Falando na abertura da Conferência Internacional sobre a Efusão do Espírito em África e Suas Implicações, alusiva ao 70º aniversário da igreja que dirige, assinalado ontem, 25 de Julho, sustentou que o continente precisa de um novo paradigma para auto-descobrir-se  e “entender quem ele é” e poder ganhar uma nova postura na sua forma de “ser e de Defendido novo paradigma de governação para África estar”.

Segundo o prelado, o continente precisa de um novo impulso nas suas várias dimensões, sendo este um dos propósitos pelos quais a igreja debateu-se num encontro mantido em Galina, no antigo Congo Belga, actual República Democrática do Congo, que reuniu mais de 40 delegações provenientes de todo o Mundo.

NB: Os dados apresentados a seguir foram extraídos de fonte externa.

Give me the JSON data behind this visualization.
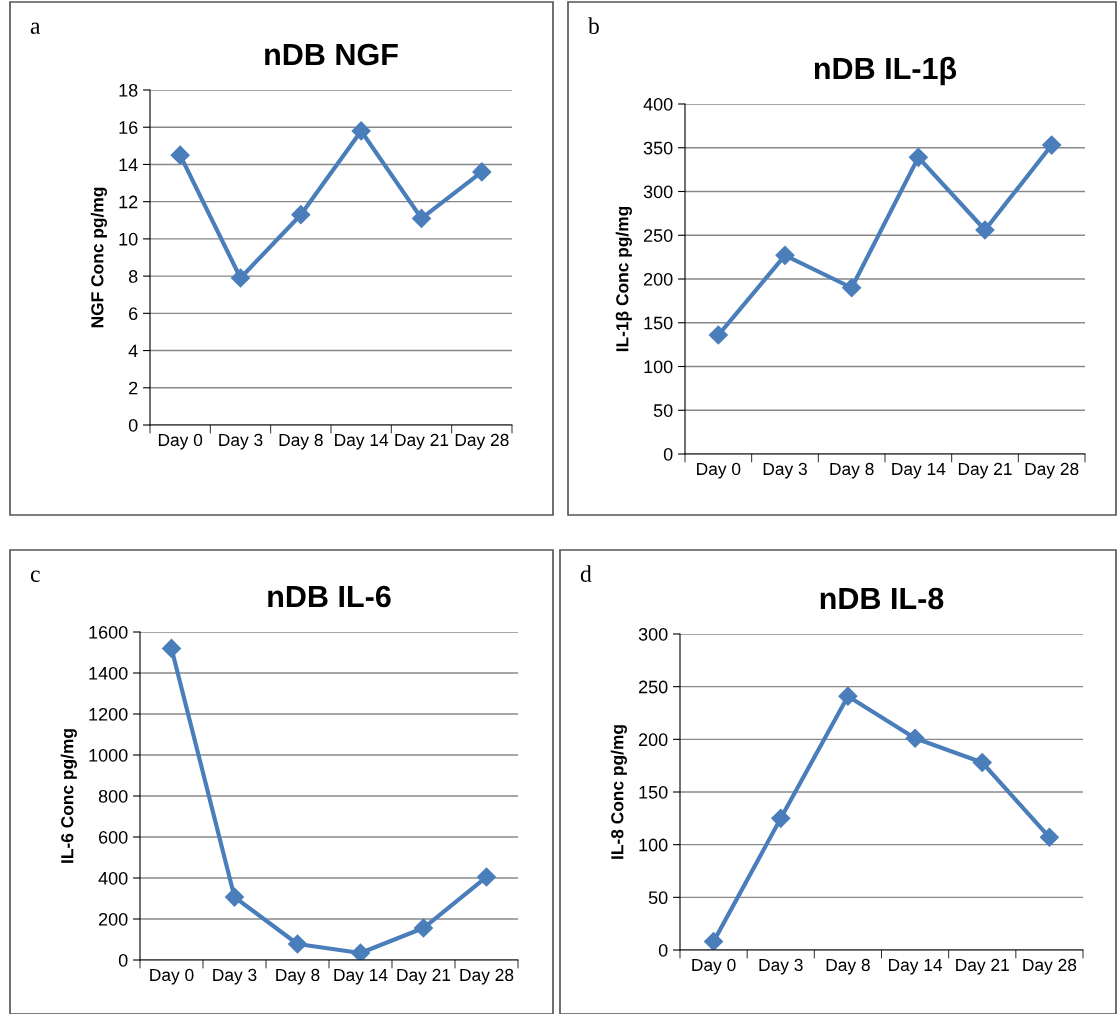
{
  "chart_data": [
    {
      "type": "line",
      "title": "nDB NGF",
      "ylabel": "NGF Conc pg/mg",
      "annotations": [
        "a"
      ],
      "categories": [
        "Day 0",
        "Day 3",
        "Day 8",
        "Day 14",
        "Day 21",
        "Day 28"
      ],
      "series": [
        {
          "color": "#4a7ebb",
          "values": [
            14.5,
            7.9,
            11.3,
            15.8,
            11.1,
            13.6
          ]
        }
      ],
      "ylim": [
        0,
        18
      ],
      "yticks": [
        0,
        2,
        4,
        6,
        8,
        10,
        12,
        14,
        16,
        18
      ],
      "grid": "y",
      "marker": "diamond",
      "line_style": "solid"
    },
    {
      "type": "line",
      "title": "nDB IL-1β",
      "ylabel": "IL-1β Conc pg/mg",
      "annotations": [
        "b"
      ],
      "categories": [
        "Day 0",
        "Day 3",
        "Day 8",
        "Day 14",
        "Day 21",
        "Day 28"
      ],
      "series": [
        {
          "color": "#4a7ebb",
          "values": [
            136,
            227,
            190,
            339,
            256,
            353
          ]
        }
      ],
      "ylim": [
        0,
        400
      ],
      "yticks": [
        0,
        50,
        100,
        150,
        200,
        250,
        300,
        350,
        400
      ],
      "grid": "y",
      "marker": "diamond",
      "line_style": "solid"
    },
    {
      "type": "line",
      "title": "nDB IL-6",
      "ylabel": "IL-6 Conc pg/mg",
      "annotations": [
        "c"
      ],
      "categories": [
        "Day 0",
        "Day 3",
        "Day 8",
        "Day 14",
        "Day 21",
        "Day 28"
      ],
      "series": [
        {
          "color": "#4a7ebb",
          "values": [
            1520,
            307,
            78,
            34,
            156,
            405
          ]
        }
      ],
      "ylim": [
        0,
        1600
      ],
      "yticks": [
        0,
        200,
        400,
        600,
        800,
        1000,
        1200,
        1400,
        1600
      ],
      "grid": "y",
      "marker": "diamond",
      "line_style": "solid"
    },
    {
      "type": "line",
      "title": "nDB IL-8",
      "ylabel": "IL-8 Conc pg/mg",
      "annotations": [
        "d"
      ],
      "categories": [
        "Day 0",
        "Day 3",
        "Day 8",
        "Day 14",
        "Day 21",
        "Day 28"
      ],
      "series": [
        {
          "color": "#4a7ebb",
          "values": [
            8,
            125,
            241,
            201,
            178,
            107
          ]
        }
      ],
      "ylim": [
        0,
        300
      ],
      "yticks": [
        0,
        50,
        100,
        150,
        200,
        250,
        300
      ],
      "grid": "y",
      "marker": "diamond",
      "line_style": "solid"
    }
  ]
}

Neste encontro, de acordo com o líder dos tocoistas, tratou-se de questões da saúde, educação, emancipação da mulher e outros, mas contra todas expectativas, África continua a ser um continente com um futuro adiado, porque “continua a servir interesses alheios”. Na opinião de Dom Afonso Nunes, o continente deve trabalhar para desenvolver-se e livrar-se da dependência económica e financeira de países de outros continentes.. Essa subordinação é interpretada pelo bispo como o continente não estando livre, pelo facto de, em alguns casos, os estrangeiros passarem a ditar as regras do jogo da África.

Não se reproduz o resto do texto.